Alles in allem mache ich meinen Job und tue die Dinge, die Kerstin von mir erwartet, ob nun im ersten Zuhause in der Lüneburger Heide oder hier am Plauer See. Mir ist das total egal, Hauptsache, ich bin bei ihr. Manchmal bin ich etwas trödelig und brauche eine extra Aufforderung, aber Kerstin soll schließlich auch mal ein bisschen runterkommen. Mit Ruhe geht doch vieles auch entspannter.

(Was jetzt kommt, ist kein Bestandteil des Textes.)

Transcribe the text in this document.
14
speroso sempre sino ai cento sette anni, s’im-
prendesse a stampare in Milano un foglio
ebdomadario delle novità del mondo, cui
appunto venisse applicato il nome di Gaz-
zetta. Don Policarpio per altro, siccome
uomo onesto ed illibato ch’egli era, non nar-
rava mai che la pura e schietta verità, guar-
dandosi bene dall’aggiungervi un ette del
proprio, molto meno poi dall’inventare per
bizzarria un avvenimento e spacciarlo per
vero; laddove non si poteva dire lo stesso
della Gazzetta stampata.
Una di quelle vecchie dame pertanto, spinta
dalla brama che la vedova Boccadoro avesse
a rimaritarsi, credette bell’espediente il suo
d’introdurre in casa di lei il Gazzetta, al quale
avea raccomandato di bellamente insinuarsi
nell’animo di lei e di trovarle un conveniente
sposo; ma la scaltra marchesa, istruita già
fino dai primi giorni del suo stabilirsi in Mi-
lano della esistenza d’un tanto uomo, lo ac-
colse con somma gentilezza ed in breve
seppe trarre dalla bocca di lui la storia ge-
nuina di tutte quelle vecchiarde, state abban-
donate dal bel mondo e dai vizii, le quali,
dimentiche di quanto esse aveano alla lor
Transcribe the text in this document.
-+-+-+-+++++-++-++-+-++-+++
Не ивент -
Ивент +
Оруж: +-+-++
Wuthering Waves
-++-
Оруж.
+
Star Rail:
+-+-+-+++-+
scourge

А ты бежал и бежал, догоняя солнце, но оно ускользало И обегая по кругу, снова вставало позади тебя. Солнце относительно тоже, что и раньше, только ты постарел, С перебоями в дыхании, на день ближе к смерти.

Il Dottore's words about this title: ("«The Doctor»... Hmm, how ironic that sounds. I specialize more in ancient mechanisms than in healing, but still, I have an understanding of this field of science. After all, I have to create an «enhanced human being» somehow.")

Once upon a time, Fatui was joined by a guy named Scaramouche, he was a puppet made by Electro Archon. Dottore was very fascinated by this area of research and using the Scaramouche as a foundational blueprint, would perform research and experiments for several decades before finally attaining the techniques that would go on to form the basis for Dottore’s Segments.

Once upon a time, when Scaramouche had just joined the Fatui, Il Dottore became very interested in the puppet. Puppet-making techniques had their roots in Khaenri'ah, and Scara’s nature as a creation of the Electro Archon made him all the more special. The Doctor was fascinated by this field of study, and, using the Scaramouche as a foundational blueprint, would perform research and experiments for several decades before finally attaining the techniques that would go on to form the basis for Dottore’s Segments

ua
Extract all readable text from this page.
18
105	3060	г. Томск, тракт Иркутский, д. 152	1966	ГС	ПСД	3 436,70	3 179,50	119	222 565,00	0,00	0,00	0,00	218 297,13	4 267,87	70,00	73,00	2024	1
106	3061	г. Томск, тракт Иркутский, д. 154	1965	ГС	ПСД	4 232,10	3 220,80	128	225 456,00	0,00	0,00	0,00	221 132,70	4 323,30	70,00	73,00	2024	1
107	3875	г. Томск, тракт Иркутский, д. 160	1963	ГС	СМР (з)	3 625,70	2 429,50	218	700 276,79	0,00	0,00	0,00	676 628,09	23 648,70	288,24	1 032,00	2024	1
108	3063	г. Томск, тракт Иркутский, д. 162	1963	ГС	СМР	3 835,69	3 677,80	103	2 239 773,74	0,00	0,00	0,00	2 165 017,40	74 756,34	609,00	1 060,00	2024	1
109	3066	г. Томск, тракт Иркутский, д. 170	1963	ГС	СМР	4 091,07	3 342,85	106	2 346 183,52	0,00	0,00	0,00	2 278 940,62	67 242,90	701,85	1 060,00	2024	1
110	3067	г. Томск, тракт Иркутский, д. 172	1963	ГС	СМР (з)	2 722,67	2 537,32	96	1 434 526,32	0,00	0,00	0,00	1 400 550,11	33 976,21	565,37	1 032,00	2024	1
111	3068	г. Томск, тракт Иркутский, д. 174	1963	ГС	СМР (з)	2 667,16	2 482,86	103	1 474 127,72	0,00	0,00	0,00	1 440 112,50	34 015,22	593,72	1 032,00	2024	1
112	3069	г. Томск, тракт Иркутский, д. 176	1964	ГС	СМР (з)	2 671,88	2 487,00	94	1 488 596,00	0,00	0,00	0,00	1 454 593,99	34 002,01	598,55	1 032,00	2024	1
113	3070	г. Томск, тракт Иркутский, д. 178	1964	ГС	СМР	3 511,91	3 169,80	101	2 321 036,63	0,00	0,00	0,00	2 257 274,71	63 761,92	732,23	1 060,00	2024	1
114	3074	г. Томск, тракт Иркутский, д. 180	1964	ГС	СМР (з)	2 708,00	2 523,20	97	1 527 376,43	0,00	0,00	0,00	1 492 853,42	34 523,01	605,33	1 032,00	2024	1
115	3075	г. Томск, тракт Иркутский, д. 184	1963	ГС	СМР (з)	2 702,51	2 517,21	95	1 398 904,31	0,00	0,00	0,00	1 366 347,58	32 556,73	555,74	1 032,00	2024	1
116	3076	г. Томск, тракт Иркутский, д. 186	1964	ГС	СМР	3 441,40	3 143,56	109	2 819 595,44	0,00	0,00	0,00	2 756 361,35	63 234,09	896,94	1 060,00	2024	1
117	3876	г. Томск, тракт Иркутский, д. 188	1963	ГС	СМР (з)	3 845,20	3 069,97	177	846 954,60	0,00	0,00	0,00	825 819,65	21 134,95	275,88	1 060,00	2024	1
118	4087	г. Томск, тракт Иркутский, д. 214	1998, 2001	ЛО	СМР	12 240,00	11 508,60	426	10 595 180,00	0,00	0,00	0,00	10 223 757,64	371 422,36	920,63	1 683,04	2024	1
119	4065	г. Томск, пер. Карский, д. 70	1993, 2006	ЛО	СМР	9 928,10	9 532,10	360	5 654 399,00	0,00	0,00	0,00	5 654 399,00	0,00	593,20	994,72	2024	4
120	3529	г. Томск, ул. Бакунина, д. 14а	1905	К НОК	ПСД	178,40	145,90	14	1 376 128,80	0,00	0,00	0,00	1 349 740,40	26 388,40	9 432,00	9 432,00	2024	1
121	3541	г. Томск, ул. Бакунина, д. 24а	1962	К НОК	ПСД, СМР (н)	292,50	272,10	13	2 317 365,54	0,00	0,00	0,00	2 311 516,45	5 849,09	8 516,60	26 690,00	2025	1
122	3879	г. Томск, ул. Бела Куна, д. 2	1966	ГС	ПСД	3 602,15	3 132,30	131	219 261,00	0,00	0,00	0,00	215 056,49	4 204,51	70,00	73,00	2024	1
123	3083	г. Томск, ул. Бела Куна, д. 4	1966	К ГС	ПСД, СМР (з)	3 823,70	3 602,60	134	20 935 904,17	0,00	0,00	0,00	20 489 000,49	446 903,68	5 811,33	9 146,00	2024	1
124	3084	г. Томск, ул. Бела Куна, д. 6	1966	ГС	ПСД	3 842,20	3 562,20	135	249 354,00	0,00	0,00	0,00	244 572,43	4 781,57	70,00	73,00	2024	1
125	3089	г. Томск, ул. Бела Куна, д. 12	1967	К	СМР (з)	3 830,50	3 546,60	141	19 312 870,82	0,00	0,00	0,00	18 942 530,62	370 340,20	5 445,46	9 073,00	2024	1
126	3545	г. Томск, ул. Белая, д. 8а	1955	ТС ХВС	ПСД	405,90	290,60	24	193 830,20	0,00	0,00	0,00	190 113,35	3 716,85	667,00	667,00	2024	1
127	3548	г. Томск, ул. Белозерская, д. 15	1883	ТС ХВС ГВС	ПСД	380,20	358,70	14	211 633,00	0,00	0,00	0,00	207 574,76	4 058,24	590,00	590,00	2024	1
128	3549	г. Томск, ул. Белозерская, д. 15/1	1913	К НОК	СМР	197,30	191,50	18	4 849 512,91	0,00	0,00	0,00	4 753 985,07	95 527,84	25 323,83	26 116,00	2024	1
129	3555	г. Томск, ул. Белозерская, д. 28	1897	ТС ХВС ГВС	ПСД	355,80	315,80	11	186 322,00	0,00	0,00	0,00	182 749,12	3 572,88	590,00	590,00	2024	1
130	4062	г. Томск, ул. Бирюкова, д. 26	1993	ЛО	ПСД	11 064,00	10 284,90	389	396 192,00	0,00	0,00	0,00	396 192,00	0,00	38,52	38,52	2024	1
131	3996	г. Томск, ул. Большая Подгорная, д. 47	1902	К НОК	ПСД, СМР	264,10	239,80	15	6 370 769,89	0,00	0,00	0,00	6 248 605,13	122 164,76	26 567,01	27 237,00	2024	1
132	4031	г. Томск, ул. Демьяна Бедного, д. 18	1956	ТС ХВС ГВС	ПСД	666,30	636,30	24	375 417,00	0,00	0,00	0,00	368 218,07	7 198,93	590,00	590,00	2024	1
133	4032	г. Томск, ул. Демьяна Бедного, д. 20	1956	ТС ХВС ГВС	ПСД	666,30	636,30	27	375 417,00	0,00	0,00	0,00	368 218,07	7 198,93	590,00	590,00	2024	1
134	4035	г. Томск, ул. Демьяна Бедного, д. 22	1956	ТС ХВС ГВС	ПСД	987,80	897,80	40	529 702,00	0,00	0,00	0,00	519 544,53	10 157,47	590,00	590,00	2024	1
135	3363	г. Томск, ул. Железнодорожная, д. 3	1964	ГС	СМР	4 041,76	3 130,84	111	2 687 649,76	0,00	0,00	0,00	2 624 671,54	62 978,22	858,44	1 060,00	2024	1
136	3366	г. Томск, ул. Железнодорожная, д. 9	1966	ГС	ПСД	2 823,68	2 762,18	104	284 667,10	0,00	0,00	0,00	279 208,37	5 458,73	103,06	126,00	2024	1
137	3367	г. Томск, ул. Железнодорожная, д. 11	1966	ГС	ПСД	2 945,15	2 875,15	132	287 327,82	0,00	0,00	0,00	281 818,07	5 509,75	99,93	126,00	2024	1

Manchmal nervt Kerstin, wenn ich mich so im Schnuppern verliere. Ja, was soll ich sagen, es riecht halt oft sehr gut, und da muss ich mitunter etwas länger Zeitung lesen, als ihr lieb ist. Das nervt sie manchmal. Nachdem sie öfter mal eine scheppernde Dose vor meine Pfoten geworfen hat, bin ich nun wieder etwas schneller.
Frech war allerdings vor Kurzem der Vorfall, als sie mit Freundin Iris shoppen war. Ich sollte mich brav bei H&M in eine Ecke legen, was ich auch tat. Die beiden waren dann so am Quatschen und Gucken, dass sie mich beim Verlassen des Ladens glatt vergessen haben. Gott sei Dank fiel Kerstin das gleich hinter der Ladentür auf, und so wurde ich dann auch abgeholt. Ich blieb die ganze Zeit brav liegen – denn meistens mache ich genau das, was Kerstin mir sagt.